Problem:
The client’s production environment includes Rancher installed on two clusters: a Rancher cluster and an application cluster. During the cluster setup, the kubelet certificate was generated with a validity of one year, which recently expired. According to the Rancher RKE documentation, additional configuration is needed to manage certificate validity. The client observed inconsistencies:
- Some certificates were generated with a validity of 1 year, while others had 10 years.
- Certificates with 1-year validity, like the scheduler and controller manager, were automatically rotated, but the kubelet certificate was not.
The client resolved the expired certificate by rotating it manually, ensuring functionality was restored. However, they are seeking clarification about the logic behind varying certificate validity durations. Why do only certain certificates auto-rotate while others do not? Whether these discrepancies are related to Rancher’s default certificate management settings.
Process:
Step 1 – Initial Analysis
The experts reviewed the client’s issue and verified that the certificates in question were Rancher’s default certificates, not custom ones. The investigation highlighted:
- Kubelet and API server certificates are typically configured with a 10-year validity.
- Other components, like the scheduler and controller manager, have 1-year certificates that auto-rotate.
Step 2 – Recommendations from Expert 1
The first expert requested additional details to provide tailored guidance.
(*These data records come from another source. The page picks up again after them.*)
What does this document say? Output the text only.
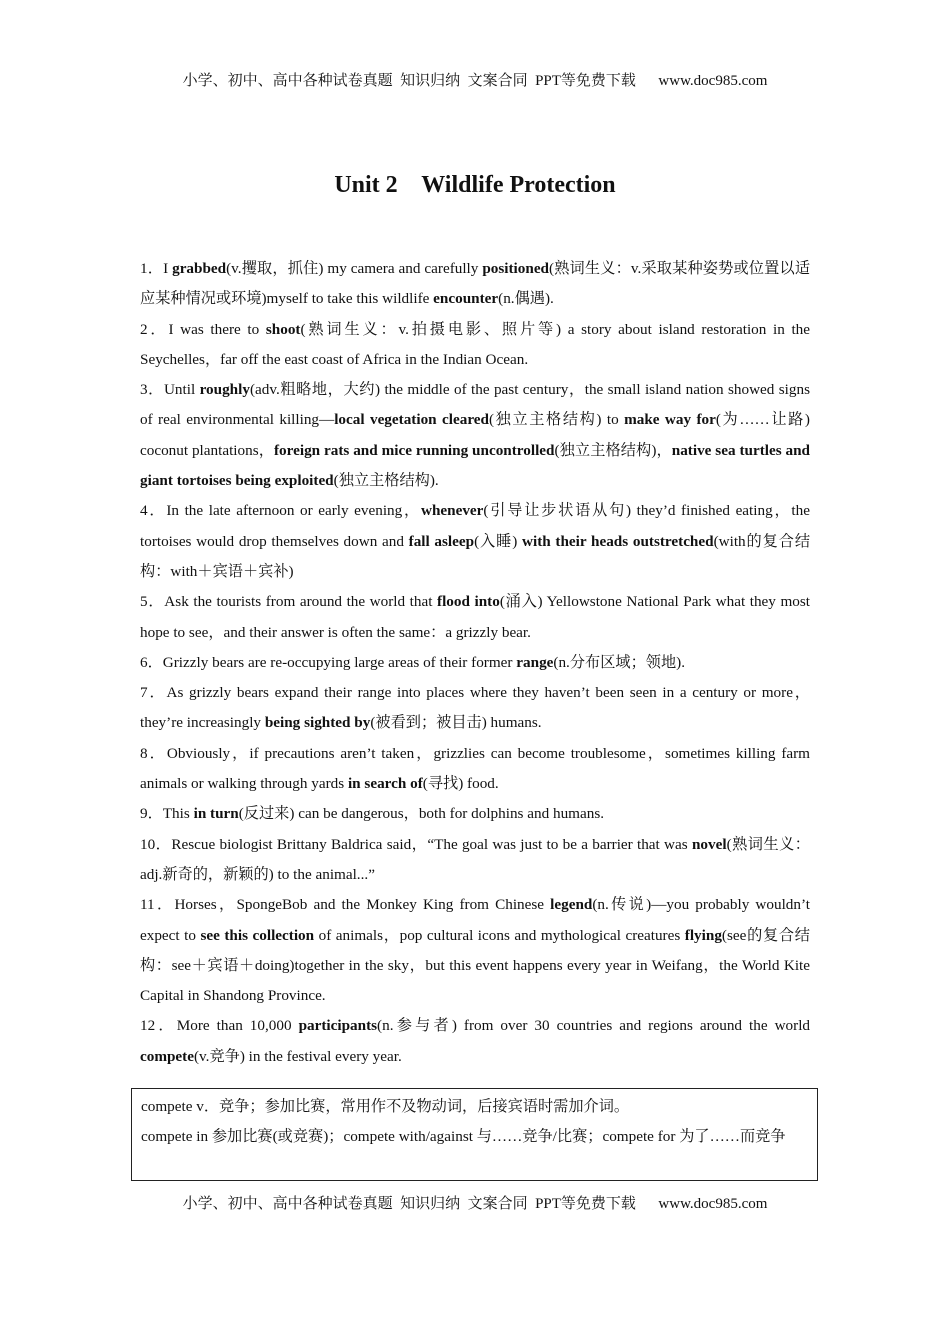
小学、初中、高中各种试卷真题  知识归纳  文案合同  PPT等免费下载      www.doc985.com
Unit 2    Wildlife Protection

1．I grabbed(v.攫取，抓住) my camera and carefully positioned(熟词生义：v.采取某种姿势或位置以适应某种情况或环境)myself to take this wildlife encounter(n.偶遇).

2．I was there to shoot(熟词生义：v.拍摄电影、照片等) a story about island restoration in the Seychelles，far off the east coast of Africa in the Indian Ocean.

3．Until roughly(adv.粗略地，大约) the middle of the past century，the small island nation showed signs of real environmental killing—local vegetation cleared(独立主格结构) to make way for(为……让路) coconut plantations，foreign rats and mice running uncontrolled(独立主格结构)，native sea turtles and giant tortoises being exploited(独立主格结构).

4．In the late afternoon or early evening，whenever(引导让步状语从句) they’d finished eating，the tortoises would drop themselves down and fall asleep(入睡) with their heads outstretched(with的复合结构：with＋宾语＋宾补)

5．Ask the tourists from around the world that flood into(涌入) Yellowstone National Park what they most hope to see，and their answer is often the same：a grizzly bear.

6．Grizzly bears are re-occupying large areas of their former range(n.分布区域；领地).

7．As grizzly bears expand their range into places where they haven’t been seen in a century or more，they’re increasingly being sighted by(被看到；被目击) humans.

8．Obviously，if precautions aren’t taken，grizzlies can become troublesome，sometimes killing farm animals or walking through yards in search of(寻找) food.

9．This in turn(反过来) can be dangerous，both for dolphins and humans.

10．Rescue biologist Brittany Baldrica said，“The goal was just to be a barrier that was novel(熟词生义：adj.新奇的，新颖的) to the animal...”

11．Horses，SpongeBob and the Monkey King from Chinese legend(n.传说)—you probably wouldn’t expect to see this collection of animals，pop cultural icons and mythological creatures flying(see的复合结构：see＋宾语＋doing)together in the sky，but this event happens every year in Weifang，the World Kite Capital in Shandong Province.

12．More than 10,000 participants(n.参与者) from over 30 countries and regions around the world compete(v.竞争) in the festival every year.

compete v．竞争；参加比赛，常用作不及物动词，后接宾语时需加介词。

compete in 参加比赛(或竞赛)；compete with/against 与……竞争/比赛；compete for 为了……而竞争

小学、初中、高中各种试卷真题  知识归纳  文案合同  PPT等免费下载      www.doc985.com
Key points included:
- Confirmation of whether the client used self-signed or custom certificates.
- Clarification of whether the objective was to extend certificate validity from 1 year to 10 years.
- Instructions on how to manually rotate certificates and adjust default settings if needed.
Step 3 – Advanced Insights from Expert 2
The second expert delved deeper into Rancher’s certificate management logic:
- Kubelet and API server certificates, with 10-year validity, do not auto-rotate unless explicitly configured.
- Scheduler and controller manager certificates, with 1-year validity, are set to auto-rotate.
- Manual intervention is required for rotating 10-year certificates in RKE1 environments.
- RKE2 automates the certificate rotation process, addressing many of these discrepancies.
- The root CA certificate defaults to a 10-year duration, ensuring long-term trust for other certificates.
They referenced the Rancher documentation for manual certificate rotation:
The expert hypothesized that the client might have manually rotated only the kubelet and API server certificates, leaving other components unchanged.
Step 4 – Client Follow-Up
The experts provided actionable next steps:
- Verify the configuration for certificate management in the Rancher RKE cluster.
- Explicitly configure kubelet to rotate certificates if desired.
- Upgrade to RKE2 for automated certificate management, reducing manual effort.
- Regularly monitor certificate expiration dates to prevent similar issues.
Solution:
The client successfully rotated the expired kubelet certificate and restored normal cluster functionality. The experts clarified the differences in certificate validity and rotation policies, helping the client understand Rancher’s default behavior. They recommended transitioning to RKE2 for improved automation and reduced manual intervention.
Conclusion:
This case highlights the importance of understanding default certificate management policies in Rancher RKE. By leveraging expert guidance, the client resolved the immediate issue and gained insights into preventing future discrepancies. Transitioning to RKE2 offers a robust solution for automating certificate management, ensuring long-term stability and operational efficiency.